Beit El Hikma à Carthage, ancien palais du dernier monarque tunisien…

L’ancien palais beylical de Carthage, l’actuelle Académie tunisienne des sciences, des lettres et des arts (Beit El Hikma), était la résidence officielle du dernier monarque tunisien. Celui-ci fut Lamine Bey, dix-neuvième souverain de la dynastie des Husseinites (1705-1957). Le palais de Carthage, édifice élégant, présente une architecture et des décors datant aussi bien de la seconde moitié du XIXe siècle, que de la première moitié du XXe siècle.

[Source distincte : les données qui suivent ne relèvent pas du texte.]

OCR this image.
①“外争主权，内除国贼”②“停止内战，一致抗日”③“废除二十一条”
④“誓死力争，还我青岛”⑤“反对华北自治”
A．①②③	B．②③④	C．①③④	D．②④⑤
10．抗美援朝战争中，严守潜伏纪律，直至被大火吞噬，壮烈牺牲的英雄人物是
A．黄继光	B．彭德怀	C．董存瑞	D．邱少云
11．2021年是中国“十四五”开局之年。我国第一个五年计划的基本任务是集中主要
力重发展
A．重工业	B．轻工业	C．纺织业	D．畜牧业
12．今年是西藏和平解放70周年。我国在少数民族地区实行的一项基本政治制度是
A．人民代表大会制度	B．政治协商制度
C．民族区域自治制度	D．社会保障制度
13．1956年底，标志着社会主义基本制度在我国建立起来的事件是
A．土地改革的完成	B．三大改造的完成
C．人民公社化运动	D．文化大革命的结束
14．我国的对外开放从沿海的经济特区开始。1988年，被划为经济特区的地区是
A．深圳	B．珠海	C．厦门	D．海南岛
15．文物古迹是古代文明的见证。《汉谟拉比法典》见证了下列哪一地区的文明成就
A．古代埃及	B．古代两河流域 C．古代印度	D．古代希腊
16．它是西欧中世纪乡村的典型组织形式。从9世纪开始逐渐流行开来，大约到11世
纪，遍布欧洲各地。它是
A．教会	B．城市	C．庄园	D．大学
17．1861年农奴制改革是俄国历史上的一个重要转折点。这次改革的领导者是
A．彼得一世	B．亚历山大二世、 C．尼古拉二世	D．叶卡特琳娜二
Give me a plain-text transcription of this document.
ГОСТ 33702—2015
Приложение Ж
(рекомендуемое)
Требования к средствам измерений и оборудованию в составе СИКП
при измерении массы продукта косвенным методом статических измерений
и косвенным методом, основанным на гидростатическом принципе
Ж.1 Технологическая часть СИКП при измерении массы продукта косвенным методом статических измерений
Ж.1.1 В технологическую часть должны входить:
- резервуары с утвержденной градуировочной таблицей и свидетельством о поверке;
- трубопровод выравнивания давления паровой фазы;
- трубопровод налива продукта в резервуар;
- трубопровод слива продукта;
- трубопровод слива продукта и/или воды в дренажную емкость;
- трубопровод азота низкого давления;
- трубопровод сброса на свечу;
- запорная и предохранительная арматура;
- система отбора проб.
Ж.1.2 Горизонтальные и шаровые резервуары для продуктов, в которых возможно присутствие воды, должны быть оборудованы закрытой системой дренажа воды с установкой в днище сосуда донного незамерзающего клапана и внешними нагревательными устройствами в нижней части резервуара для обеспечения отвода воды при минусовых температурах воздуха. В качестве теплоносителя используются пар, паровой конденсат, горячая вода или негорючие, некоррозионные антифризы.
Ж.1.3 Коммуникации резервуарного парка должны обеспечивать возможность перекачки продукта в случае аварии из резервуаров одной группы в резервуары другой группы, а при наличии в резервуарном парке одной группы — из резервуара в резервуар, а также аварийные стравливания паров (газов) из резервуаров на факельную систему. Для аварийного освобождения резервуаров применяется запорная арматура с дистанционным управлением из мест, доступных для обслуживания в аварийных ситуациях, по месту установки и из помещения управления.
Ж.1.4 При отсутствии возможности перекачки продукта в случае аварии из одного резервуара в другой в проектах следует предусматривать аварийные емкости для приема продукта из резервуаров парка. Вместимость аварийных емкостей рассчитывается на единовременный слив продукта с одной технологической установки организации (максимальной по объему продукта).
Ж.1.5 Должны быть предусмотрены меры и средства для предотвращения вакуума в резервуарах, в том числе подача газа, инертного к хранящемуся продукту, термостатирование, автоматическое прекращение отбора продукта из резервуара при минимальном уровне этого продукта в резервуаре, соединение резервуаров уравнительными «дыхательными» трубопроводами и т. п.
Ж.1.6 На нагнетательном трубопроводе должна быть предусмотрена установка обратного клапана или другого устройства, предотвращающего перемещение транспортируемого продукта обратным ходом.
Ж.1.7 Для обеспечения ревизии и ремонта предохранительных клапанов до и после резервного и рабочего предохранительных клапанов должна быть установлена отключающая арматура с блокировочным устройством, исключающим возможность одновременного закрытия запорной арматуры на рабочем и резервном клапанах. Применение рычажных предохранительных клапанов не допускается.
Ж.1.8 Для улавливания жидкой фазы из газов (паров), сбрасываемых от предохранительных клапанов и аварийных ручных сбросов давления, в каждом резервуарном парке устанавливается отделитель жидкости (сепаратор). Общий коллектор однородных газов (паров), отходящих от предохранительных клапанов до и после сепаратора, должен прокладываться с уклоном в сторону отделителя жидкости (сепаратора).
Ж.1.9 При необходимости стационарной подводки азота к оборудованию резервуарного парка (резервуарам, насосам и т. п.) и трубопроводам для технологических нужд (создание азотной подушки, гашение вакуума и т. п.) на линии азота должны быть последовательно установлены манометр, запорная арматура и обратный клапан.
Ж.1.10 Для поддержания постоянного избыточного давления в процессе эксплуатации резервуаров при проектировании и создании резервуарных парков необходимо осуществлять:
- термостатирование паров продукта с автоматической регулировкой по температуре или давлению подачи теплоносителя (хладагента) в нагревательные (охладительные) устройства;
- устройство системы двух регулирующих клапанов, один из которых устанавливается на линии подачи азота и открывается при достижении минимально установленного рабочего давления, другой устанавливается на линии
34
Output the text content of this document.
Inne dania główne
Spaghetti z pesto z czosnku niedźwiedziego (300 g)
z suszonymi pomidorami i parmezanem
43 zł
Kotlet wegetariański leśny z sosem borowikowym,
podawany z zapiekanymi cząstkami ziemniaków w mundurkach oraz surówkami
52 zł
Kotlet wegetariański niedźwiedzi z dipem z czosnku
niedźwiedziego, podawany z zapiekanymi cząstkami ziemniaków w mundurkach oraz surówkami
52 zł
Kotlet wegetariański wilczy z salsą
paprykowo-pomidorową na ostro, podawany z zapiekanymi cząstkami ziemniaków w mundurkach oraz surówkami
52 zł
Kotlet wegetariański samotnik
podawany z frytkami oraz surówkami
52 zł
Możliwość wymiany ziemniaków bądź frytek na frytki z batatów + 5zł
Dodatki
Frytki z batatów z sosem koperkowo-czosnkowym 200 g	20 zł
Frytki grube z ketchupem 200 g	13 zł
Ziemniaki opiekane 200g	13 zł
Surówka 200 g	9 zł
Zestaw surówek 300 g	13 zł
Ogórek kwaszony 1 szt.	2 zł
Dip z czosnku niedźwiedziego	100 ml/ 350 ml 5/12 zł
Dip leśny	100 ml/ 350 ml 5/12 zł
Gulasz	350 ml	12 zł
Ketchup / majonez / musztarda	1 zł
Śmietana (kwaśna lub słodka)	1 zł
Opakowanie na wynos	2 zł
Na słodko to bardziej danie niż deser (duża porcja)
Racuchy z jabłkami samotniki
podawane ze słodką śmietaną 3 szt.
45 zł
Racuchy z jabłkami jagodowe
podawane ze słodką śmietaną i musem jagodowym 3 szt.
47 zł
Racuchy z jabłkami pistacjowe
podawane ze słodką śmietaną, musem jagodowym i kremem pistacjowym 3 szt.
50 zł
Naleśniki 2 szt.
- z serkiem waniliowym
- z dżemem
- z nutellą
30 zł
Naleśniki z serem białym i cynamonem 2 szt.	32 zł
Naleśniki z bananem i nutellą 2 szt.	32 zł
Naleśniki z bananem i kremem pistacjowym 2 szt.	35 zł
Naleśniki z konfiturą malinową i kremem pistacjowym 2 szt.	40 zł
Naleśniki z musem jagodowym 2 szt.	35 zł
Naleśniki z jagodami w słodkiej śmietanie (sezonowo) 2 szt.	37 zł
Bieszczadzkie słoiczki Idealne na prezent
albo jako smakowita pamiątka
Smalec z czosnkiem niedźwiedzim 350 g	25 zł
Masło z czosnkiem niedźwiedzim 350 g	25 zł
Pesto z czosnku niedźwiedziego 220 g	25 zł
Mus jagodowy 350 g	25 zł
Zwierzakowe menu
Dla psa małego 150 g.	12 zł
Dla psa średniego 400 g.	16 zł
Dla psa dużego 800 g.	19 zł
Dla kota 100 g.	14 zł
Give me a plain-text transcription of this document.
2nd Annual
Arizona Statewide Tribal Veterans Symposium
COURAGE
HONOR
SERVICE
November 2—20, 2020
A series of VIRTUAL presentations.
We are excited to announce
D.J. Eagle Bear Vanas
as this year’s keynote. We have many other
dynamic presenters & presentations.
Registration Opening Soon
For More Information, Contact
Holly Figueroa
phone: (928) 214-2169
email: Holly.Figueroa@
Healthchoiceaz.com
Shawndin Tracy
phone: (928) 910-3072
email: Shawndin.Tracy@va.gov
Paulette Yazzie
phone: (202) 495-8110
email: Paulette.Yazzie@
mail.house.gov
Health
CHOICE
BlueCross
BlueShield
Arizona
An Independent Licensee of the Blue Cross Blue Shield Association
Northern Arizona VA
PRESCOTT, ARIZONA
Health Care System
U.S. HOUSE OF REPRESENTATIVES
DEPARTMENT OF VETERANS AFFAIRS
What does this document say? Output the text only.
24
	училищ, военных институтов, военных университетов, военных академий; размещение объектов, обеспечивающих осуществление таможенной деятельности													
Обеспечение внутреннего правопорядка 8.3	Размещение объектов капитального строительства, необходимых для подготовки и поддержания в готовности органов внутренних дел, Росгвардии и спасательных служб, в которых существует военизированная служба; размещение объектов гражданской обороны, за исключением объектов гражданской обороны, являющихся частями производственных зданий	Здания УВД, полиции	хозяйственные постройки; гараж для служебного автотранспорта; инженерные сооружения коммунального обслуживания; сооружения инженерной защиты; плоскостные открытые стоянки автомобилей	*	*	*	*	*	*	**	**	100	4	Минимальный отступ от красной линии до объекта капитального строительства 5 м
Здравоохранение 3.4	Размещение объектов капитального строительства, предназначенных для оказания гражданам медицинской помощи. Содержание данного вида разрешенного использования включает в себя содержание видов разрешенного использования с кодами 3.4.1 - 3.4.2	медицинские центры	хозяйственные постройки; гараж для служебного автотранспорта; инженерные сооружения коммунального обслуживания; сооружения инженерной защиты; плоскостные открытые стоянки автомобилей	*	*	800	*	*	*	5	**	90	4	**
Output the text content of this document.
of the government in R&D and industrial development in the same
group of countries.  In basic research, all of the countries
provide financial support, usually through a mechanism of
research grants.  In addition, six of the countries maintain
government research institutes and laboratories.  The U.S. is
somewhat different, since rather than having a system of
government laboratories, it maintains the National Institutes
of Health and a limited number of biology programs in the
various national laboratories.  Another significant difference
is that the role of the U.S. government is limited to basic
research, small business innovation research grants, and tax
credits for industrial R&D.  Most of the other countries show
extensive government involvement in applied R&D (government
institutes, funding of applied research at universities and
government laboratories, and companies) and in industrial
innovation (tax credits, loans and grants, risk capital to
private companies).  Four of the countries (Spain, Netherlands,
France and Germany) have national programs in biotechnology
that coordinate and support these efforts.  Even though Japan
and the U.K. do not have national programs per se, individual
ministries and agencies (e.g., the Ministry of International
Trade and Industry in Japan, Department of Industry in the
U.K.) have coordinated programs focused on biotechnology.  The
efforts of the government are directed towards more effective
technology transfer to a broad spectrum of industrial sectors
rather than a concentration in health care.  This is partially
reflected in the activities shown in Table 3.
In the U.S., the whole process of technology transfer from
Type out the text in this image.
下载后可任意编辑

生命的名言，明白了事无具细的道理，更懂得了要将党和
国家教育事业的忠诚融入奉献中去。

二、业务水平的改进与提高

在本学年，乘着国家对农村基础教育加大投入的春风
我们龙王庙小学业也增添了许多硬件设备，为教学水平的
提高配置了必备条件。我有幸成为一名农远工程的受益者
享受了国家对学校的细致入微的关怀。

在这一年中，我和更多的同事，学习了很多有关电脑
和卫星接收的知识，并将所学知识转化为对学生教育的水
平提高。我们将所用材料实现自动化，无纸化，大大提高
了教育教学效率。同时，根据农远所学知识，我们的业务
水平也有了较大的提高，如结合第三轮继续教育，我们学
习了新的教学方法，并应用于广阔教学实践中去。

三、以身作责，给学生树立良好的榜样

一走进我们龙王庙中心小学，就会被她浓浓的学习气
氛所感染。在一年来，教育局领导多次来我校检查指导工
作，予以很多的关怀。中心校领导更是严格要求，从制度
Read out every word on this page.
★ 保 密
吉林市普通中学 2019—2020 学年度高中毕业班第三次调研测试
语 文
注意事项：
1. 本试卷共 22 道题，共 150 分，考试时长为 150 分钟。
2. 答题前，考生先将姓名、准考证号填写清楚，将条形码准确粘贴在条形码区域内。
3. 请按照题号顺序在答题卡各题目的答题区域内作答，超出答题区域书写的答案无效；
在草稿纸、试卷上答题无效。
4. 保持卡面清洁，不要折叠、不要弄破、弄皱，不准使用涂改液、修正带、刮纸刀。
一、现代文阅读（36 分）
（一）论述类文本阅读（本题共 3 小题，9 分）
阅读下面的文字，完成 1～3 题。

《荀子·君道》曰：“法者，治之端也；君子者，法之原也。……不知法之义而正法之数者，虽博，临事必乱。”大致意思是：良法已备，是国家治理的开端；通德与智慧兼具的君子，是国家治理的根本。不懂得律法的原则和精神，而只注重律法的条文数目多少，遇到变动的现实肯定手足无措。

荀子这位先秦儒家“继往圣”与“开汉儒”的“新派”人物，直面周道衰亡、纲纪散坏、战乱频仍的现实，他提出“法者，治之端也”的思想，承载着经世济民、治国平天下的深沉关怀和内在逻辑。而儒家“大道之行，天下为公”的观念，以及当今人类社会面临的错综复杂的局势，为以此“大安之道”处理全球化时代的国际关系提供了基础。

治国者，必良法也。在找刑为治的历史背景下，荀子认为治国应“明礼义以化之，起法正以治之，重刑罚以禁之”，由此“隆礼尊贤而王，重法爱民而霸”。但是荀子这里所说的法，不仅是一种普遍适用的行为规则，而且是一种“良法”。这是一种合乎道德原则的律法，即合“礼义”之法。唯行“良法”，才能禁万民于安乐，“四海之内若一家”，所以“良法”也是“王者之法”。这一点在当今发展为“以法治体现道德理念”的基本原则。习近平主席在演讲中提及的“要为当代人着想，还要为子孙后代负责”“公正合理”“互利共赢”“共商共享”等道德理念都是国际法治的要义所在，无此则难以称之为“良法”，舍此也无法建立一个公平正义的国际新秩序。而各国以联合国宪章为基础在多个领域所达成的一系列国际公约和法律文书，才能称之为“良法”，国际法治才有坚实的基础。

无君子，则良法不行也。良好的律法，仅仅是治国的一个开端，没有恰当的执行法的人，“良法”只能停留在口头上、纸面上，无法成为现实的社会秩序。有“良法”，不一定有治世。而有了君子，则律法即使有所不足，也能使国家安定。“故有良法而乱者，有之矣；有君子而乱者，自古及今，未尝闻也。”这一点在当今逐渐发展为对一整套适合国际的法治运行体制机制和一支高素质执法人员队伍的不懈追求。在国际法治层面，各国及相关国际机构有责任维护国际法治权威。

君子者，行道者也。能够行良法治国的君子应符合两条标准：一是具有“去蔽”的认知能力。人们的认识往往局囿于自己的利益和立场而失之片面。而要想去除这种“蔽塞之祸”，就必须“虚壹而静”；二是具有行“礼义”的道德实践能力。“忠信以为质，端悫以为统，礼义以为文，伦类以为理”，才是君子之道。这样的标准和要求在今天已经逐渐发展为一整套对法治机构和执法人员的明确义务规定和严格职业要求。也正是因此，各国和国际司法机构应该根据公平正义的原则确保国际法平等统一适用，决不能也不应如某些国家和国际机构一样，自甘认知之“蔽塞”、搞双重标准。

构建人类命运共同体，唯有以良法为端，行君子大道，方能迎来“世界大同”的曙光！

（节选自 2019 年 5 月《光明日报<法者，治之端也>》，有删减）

Le palais appartenait, à l’origine, au général Ahmed Zarrouk (décédé en mai 1881), ministre de la guerre sous Sadok Bey (1859-1882), qui le fit construire vers 1860. À sa mort, il le légua à son fils, qui confronté à des difficultés financières, le vendit à un riche bourgeois de la communauté juive tunisienne, Choua Bessis, vers 1885. C’est auprès de ce dernier qu’Habib Bey (1922-1929) fit l’acquisition du palais en 1922 pour en faire sa demeure préférée. Au cours de son règne, il agrandit la résidence, ainsi que ses jardins, et apporta des modifications aux décors. Par la suite, son fils Lamine Bey (1943-1957) fit du palais sa demeure officielle lors de son accession au trône, le 15 mai 1943, après l’abdication de Moncef Bey (1942-1943). Lamine Bey poursuivit l’agrandissement et l’embellissement du palais qui demeura sa résidence principale jusqu’à la chute de la monarchie husseinite le 25 juillet 1957 (jour de la proclamation de la république). Ce palais connut l’un des évènements les plus importants de l’histoire tunisienne au XXe siècle, car c’est en ce lieu que le chef du gouvernement français, Pierre Mendes France, prononça devant le Bey son “discours de Carthage” le 31 juillet 1954 au cours duquel il reconnut une totale autonomie interne à la Tunisie. Cette dernière constitua le prélude à l’indépendance complète proclamée le 20 mars 1956.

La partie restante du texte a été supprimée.